When she allowed herself to think of those days, in moments when neither of her sisters was present, Marjan always marveled at the circumstances of their first night together. Unlike the white satin romance they had planned on that school trip to Istanbul, when he had bought her the brass box, their first encounter had been a h
ushed affair, played out tenuously on a springy cot in the darkened offices of The Voice, the revolutionary newspaper she and Ali helped print underground. The word irony did not have an equivalent in Farsi, but Marjan had long since come to regard that night as ironic.
It was ironic, after all, that she and Ali had come together only after she had joined his cause and started wearing a roosarie, a traditional head scarf. Ironic that through their words of rupture and revolt, constructed piecemeal on an old printing press, they had joined their bodies for those brief moments of bliss. Pure, uncomplicated happiness.

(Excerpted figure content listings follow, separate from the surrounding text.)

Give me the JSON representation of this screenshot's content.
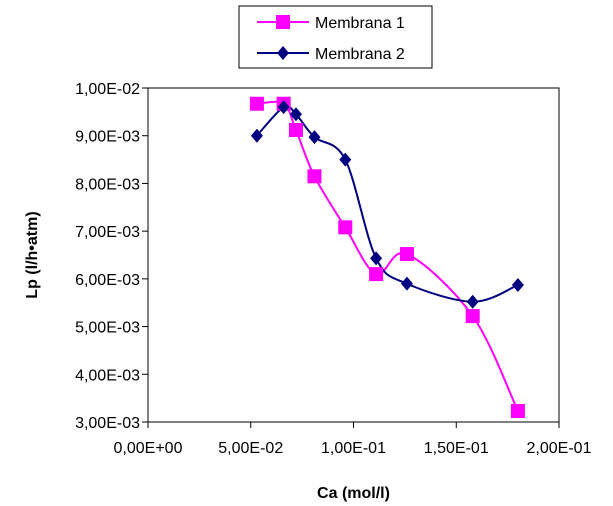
{
  "chart_data": {
    "type": "line",
    "title": "",
    "xlabel": "Ca (mol/l)",
    "ylabel": "Lp (l/h•atm)",
    "xlim": [
      0,
      0.2
    ],
    "ylim": [
      0.003,
      0.01
    ],
    "x_ticks": [
      0,
      0.05,
      0.1,
      0.15,
      0.2
    ],
    "x_tick_labels": [
      "0,00E+00",
      "5,00E-02",
      "1,00E-01",
      "1,50E-01",
      "2,00E-01"
    ],
    "y_ticks": [
      0.003,
      0.004,
      0.005,
      0.006,
      0.007,
      0.008,
      0.009,
      0.01
    ],
    "y_tick_labels": [
      "3,00E-03",
      "4,00E-03",
      "5,00E-03",
      "6,00E-03",
      "7,00E-03",
      "8,00E-03",
      "9,00E-03",
      "1,00E-02"
    ],
    "grid": false,
    "legend_position": "top-right",
    "series": [
      {
        "name": "Membrana 1",
        "color": "#ff00ff",
        "marker": "square",
        "x": [
          0.053,
          0.066,
          0.072,
          0.081,
          0.096,
          0.111,
          0.126,
          0.158,
          0.18
        ],
        "y": [
          0.00967,
          0.00967,
          0.00912,
          0.00815,
          0.00708,
          0.0061,
          0.00652,
          0.00522,
          0.00323
        ]
      },
      {
        "name": "Membrana 2",
        "color": "#000080",
        "marker": "diamond",
        "x": [
          0.053,
          0.066,
          0.072,
          0.081,
          0.096,
          0.111,
          0.126,
          0.158,
          0.18
        ],
        "y": [
          0.009,
          0.0096,
          0.00945,
          0.00897,
          0.0085,
          0.00643,
          0.0059,
          0.00552,
          0.00587
        ]
      }
    ]
  }
}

It was as if the secrecy of their revolutionary venture had allowed them a separate space of their own, a room with walls that only they could enter. Was it only within boundaries that people were allowed the freedom to be themselves, to be fully naked in both soul and body? Marjan sometimes wondered. It was, after all, the Iranian way, separating one's public and private worlds, allowing no stranger beyond your closed door. All those walled gardens and veils, those captive singing nightingales.
Was it better to give all of yourself and open up your wounds, your darker moments to another person? Or were you richer for being conservative, for keeping your emotions to yourself?Maybe it was necessary to have a bit of mystery in life, Marjan told herself, to keep some things hidden from others. Perhaps there were secrets that you could share only with yourself. Or was this an argument for justifying the ever-gilded cage, the Republic that Ali had fought and, perhaps, died for? She just did not know. It was a puzzle that would probably never be solved. One of those questions that would eternally confound the human heart.
Maybe it was better to concentrate on the chickpea cookies she was toting for the Bonfire, thought Marjan, turning down Main Mall.
WITH THE COOKIE TRAYS held securely in her arms, Marjan quickly crossed over to a packed Fadden's Field. Even before she stepped onto the grassy knoll adjacent to Danny Fadden's Mini-Mart, she could feel the ground quiver with the excitement to come. This would be the first year Ballinacroagh would be celebrating the end of the harvest season in such a grand manner. There had been an attempt at organizing a celebratory event last year, but that had gone the way of the proverbial smoke.